Is golf a necessity? Ember Luxury Wood Putters sells putters that are, as their slogan puts it, “smokin’ hot and beautiful” and look almost too beautiful to be wasted on golf. “If you keep your head cover on, you’ll be fine,” promises proprietor Barbara Keith. “We guarantee the finish.” She shows off her own personal putter, which bears the image of Mickey Mouse. (Ember will create customized putters for between $299 and $400 a pop. They appear to do a lot of college logos.) It’s only slightly worn on the edge. “See that?” The finishing process appears to involve three layers of the same sort of varnish used on boats.
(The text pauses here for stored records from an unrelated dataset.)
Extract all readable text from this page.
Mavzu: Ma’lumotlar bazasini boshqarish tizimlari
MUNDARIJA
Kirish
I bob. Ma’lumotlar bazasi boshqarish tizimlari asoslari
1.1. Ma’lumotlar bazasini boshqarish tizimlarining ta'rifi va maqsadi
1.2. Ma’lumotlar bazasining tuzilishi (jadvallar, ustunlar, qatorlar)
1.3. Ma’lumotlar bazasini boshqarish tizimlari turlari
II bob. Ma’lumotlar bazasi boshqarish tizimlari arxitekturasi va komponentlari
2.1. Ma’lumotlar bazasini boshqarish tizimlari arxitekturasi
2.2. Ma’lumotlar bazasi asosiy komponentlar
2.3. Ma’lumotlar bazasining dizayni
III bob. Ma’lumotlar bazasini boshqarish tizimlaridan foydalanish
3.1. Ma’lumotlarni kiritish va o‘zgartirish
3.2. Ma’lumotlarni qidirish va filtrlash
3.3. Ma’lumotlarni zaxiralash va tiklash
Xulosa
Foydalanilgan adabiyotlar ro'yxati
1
One thing that is definitely a necessity is deodorant. The Duggan sisters, Annie and Mary, swear that their Lifestinks-brand deodorant, which they have manufactured in the basement of their home in Beverly since 2003, can improve your life, in more significant ways than making sure your armpits don’t stink. Their deodorant is a powder made from all-natural ingredients that don’t clog up the lymphatic system the way conventional deodorants do. In their booth, they keep diagrams on hand that show the proximity of lymphatic system to the breasts and they argue that a healthy lymphatic system can help prevent breast cancer. Have you been using regular deodorant since the onset of puberty? Fear not! The sisters also manufacture a Smartsoak that will drain those toxins right out.

The Duggans did not offer suggestions about the most tactful way to deliver a gift basket of their products—because wouldn’t that be like telling someone they smell?—but Annie Duggan did note that everything is environmentally friendly. So at least you can feel good about that. And isn’t that what the holidays are all about?